DUBAI- United Arab Emirates (UAE) and Qatar stock markets closed higher on Wednesday as oil prices rose on uncertainty over the supply outlook.

Falling U.S. crude inventories and looming U.S. sanctions against Iran are a risk to supply in an already tight market despite OPEC pledges to raise output. 

Property and financial shares led the Dubai index higher with developers Emaar Properties  and DAMAC Properties rising 1.8 percent and 1.9 percent respectively. Dubai Islamic Bank  gained 0.8 percent and Emirates NBD ended up 1 percent.

Contractor Drake & Scull International (DSI) bounced 3.3 percent after a 9.9 percent drop on Tuesday.

DSI, one of the weakest stocks in the Dubai index, fell after the outcome of an investigation into "violations" by previous management. 

The Dubai index closed 0.8 percent higher.

Abu Dhabi National Energy Co jumped 4.6 percent and Dana Gas was up 1 percent on the back of higher oil prices. Financial shares also rose, with First Abu Dhabi Bank up 0.4 percent and Abu Dhabi Commercial Bank up 0.7 percent.

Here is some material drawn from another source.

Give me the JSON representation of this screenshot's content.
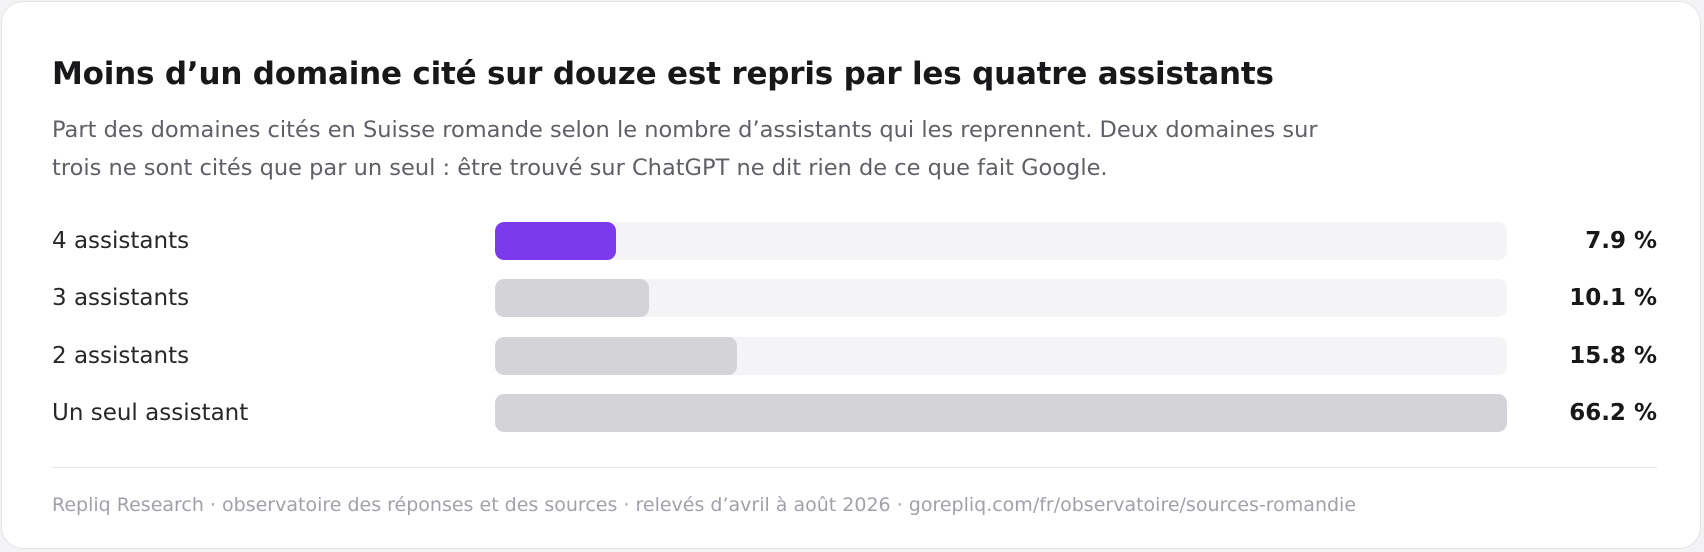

The Abu Dhabi index closed 0.5 percent higher.

In Qatar, telecom shares Vodafone Qatar and Ooredoo rose 2.1 percent and 1.7 percent respectively. Petrochemicals, metals, and fertiliser producer Industries Qatar was up 1.2 percent. The Qatar index ending the day 0.5 percent higher.

Savola Group, Saudi Arabia's largest food products company, lost 2.2 percent, and regional dairy company Almarai closed 1.5 percent lower.

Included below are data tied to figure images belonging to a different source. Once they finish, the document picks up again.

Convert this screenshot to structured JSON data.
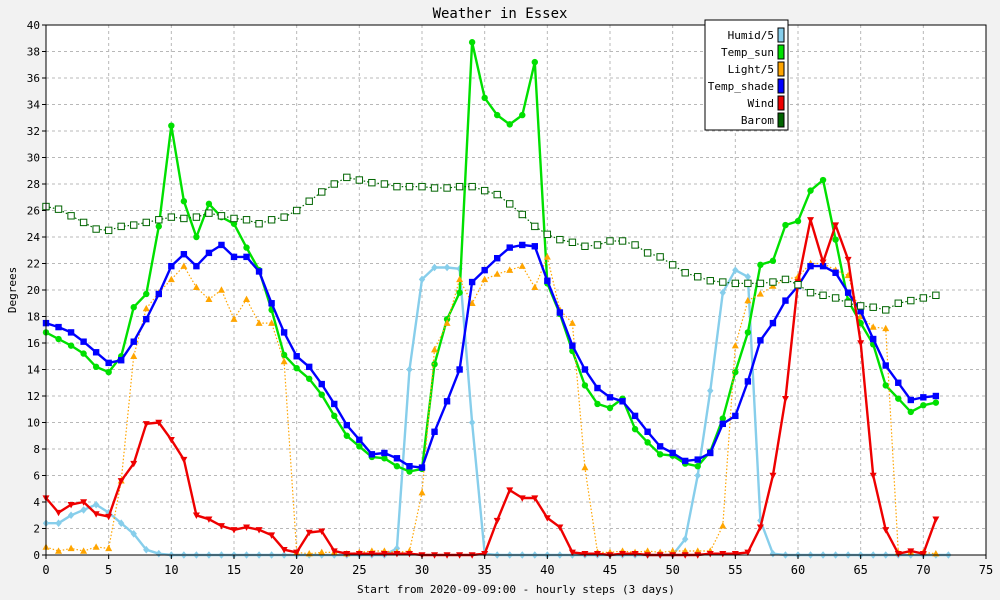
{
  "chart_data": {
    "type": "line",
    "title": "Weather in Essex",
    "xlabel": "Start from 2020-09-09:00 - hourly steps (3 days)",
    "ylabel": "Degrees",
    "xlim": [
      0,
      75
    ],
    "ylim": [
      0,
      40
    ],
    "x_ticks": [
      0,
      5,
      10,
      15,
      20,
      25,
      30,
      35,
      40,
      45,
      50,
      55,
      60,
      65,
      70,
      75
    ],
    "y_ticks": [
      0,
      2,
      4,
      6,
      8,
      10,
      12,
      14,
      16,
      18,
      20,
      22,
      24,
      26,
      28,
      30,
      32,
      34,
      36,
      38,
      40
    ],
    "grid": true,
    "legend_position": "top-right",
    "series": [
      {
        "name": "Humid/5",
        "color": "#87ceeb",
        "marker": "diamond",
        "line": "solid",
        "values": [
          2.4,
          2.4,
          3,
          3.4,
          3.8,
          3.2,
          2.4,
          1.6,
          0.4,
          0.1,
          0,
          0,
          0,
          0,
          0,
          0,
          0,
          0,
          0,
          0,
          0,
          0,
          0,
          0,
          0,
          0,
          0,
          0,
          0.5,
          14,
          20.8,
          21.7,
          21.7,
          21.6,
          10,
          0.1,
          0,
          0,
          0,
          0,
          0,
          0,
          0,
          0,
          0,
          0,
          0,
          0,
          0,
          0,
          0,
          1.2,
          6,
          12.4,
          19.8,
          21.5,
          21,
          2.6,
          0.1,
          0,
          0,
          0,
          0,
          0,
          0,
          0,
          0,
          0,
          0,
          0,
          0,
          0,
          0
        ]
      },
      {
        "name": "Temp_sun",
        "color": "#00e000",
        "marker": "circle",
        "line": "solid",
        "values": [
          16.8,
          16.3,
          15.8,
          15.2,
          14.2,
          13.8,
          15,
          18.7,
          19.7,
          24.8,
          32.4,
          26.7,
          24,
          26.5,
          25.5,
          25,
          23.2,
          21.5,
          18.5,
          15.1,
          14.1,
          13.3,
          12.1,
          10.5,
          9,
          8.2,
          7.4,
          7.3,
          6.7,
          6.3,
          6.5,
          14.4,
          17.8,
          19.8,
          38.7,
          34.5,
          33.2,
          32.5,
          33.2,
          37.2,
          20.5,
          18.2,
          15.4,
          12.8,
          11.4,
          11.1,
          11.8,
          9.5,
          8.5,
          7.6,
          7.5,
          6.9,
          6.7,
          7.8,
          10.3,
          13.8,
          16.8,
          21.9,
          22.2,
          24.9,
          25.2,
          27.5,
          28.3,
          23.8,
          19.2,
          17.5,
          15.9,
          12.8,
          11.8,
          10.8,
          11.3,
          11.5
        ]
      },
      {
        "name": "Light/5",
        "color": "#ffa500",
        "marker": "triangle",
        "line": "dotted",
        "values": [
          0.6,
          0.3,
          0.5,
          0.3,
          0.6,
          0.5,
          5.6,
          15,
          18.6,
          19.8,
          20.8,
          21.8,
          20.2,
          19.3,
          20,
          17.8,
          19.3,
          17.5,
          17.5,
          14.6,
          0.2,
          0.1,
          0.2,
          0.2,
          0.1,
          0.2,
          0.3,
          0.3,
          0.2,
          0.3,
          4.7,
          15.5,
          17.5,
          20.8,
          19,
          20.8,
          21.2,
          21.5,
          21.8,
          20.2,
          22.5,
          18.5,
          17.5,
          6.6,
          0.2,
          0.2,
          0.3,
          0.2,
          0.3,
          0.2,
          0.3,
          0.3,
          0.3,
          0.3,
          2.2,
          15.8,
          19.2,
          19.7,
          20.3,
          20.8,
          21,
          22,
          22,
          21.5,
          21.1,
          18,
          17.2,
          17.1,
          0.2,
          0.2,
          0.2,
          0.1
        ]
      },
      {
        "name": "Temp_shade",
        "color": "#0000ff",
        "marker": "square",
        "line": "solid",
        "values": [
          17.5,
          17.2,
          16.8,
          16.1,
          15.3,
          14.5,
          14.7,
          16.1,
          17.8,
          19.7,
          21.8,
          22.7,
          21.8,
          22.8,
          23.4,
          22.5,
          22.5,
          21.4,
          19,
          16.8,
          15,
          14.2,
          12.9,
          11.4,
          9.8,
          8.7,
          7.6,
          7.7,
          7.3,
          6.7,
          6.6,
          9.3,
          11.6,
          14,
          20.6,
          21.5,
          22.4,
          23.2,
          23.4,
          23.3,
          20.7,
          18.3,
          15.8,
          14,
          12.6,
          11.9,
          11.6,
          10.5,
          9.3,
          8.2,
          7.7,
          7.1,
          7.2,
          7.7,
          9.9,
          10.5,
          13.1,
          16.2,
          17.5,
          19.2,
          20.3,
          21.8,
          21.8,
          21.3,
          19.8,
          18.4,
          16.3,
          14.3,
          13,
          11.7,
          11.9,
          12
        ]
      },
      {
        "name": "Wind",
        "color": "#ee0000",
        "marker": "triangle-down",
        "line": "solid",
        "values": [
          4.3,
          3.2,
          3.8,
          4,
          3.1,
          2.9,
          5.6,
          6.9,
          9.9,
          10,
          8.7,
          7.2,
          3,
          2.7,
          2.2,
          1.9,
          2.1,
          1.9,
          1.5,
          0.4,
          0.2,
          1.7,
          1.8,
          0.3,
          0.1,
          0.1,
          0.1,
          0.1,
          0.1,
          0.1,
          0,
          0,
          0,
          0,
          0,
          0.1,
          2.6,
          4.9,
          4.3,
          4.3,
          2.8,
          2.1,
          0.2,
          0.1,
          0.1,
          0,
          0.1,
          0.1,
          0,
          0,
          0,
          0,
          0,
          0.1,
          0.1,
          0.1,
          0.2,
          2.1,
          6,
          11.8,
          20.6,
          25.3,
          22.1,
          24.9,
          22.3,
          16,
          6,
          1.9,
          0.1,
          0.3,
          0.1,
          2.7
        ]
      },
      {
        "name": "Barom",
        "color": "#006400",
        "marker": "square-open",
        "line": "dotted",
        "values": [
          26.3,
          26.1,
          25.6,
          25.1,
          24.6,
          24.5,
          24.8,
          24.9,
          25.1,
          25.3,
          25.5,
          25.4,
          25.5,
          25.8,
          25.6,
          25.4,
          25.3,
          25,
          25.3,
          25.5,
          26,
          26.7,
          27.4,
          28,
          28.5,
          28.3,
          28.1,
          28,
          27.8,
          27.8,
          27.8,
          27.7,
          27.7,
          27.8,
          27.8,
          27.5,
          27.2,
          26.5,
          25.7,
          24.8,
          24.2,
          23.8,
          23.6,
          23.3,
          23.4,
          23.7,
          23.7,
          23.4,
          22.8,
          22.5,
          21.9,
          21.3,
          21,
          20.7,
          20.6,
          20.5,
          20.5,
          20.5,
          20.6,
          20.8,
          20.4,
          19.8,
          19.6,
          19.4,
          19,
          18.8,
          18.7,
          18.5,
          19,
          19.2,
          19.4,
          19.6
        ]
      }
    ]
  }
}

The Saudi index ended 0.1 percent higher at 8,247 points.

SAUDI ARABIA

* The index rose 0.1 percent to 8,247 points.

 

DUBAI

* The index rose 0.8 percent to 2,861 points.

 

ABU DHABI

* The index rose by 0.5 percent to 4,594 points.

 

QATAR

* The index rose 0.5 percent to 9,231 points.

 

KUWAIT

* The index rose 2.6 percent to 5,132 points.

 

BAHRAIN

* The index rose 0.9 percent to 1,322 points.

 

OMAN

* The index fell 0.3 percent to 4,523 points.

 

EGYPT

* The index fell 0.7 percent at 16,310 points.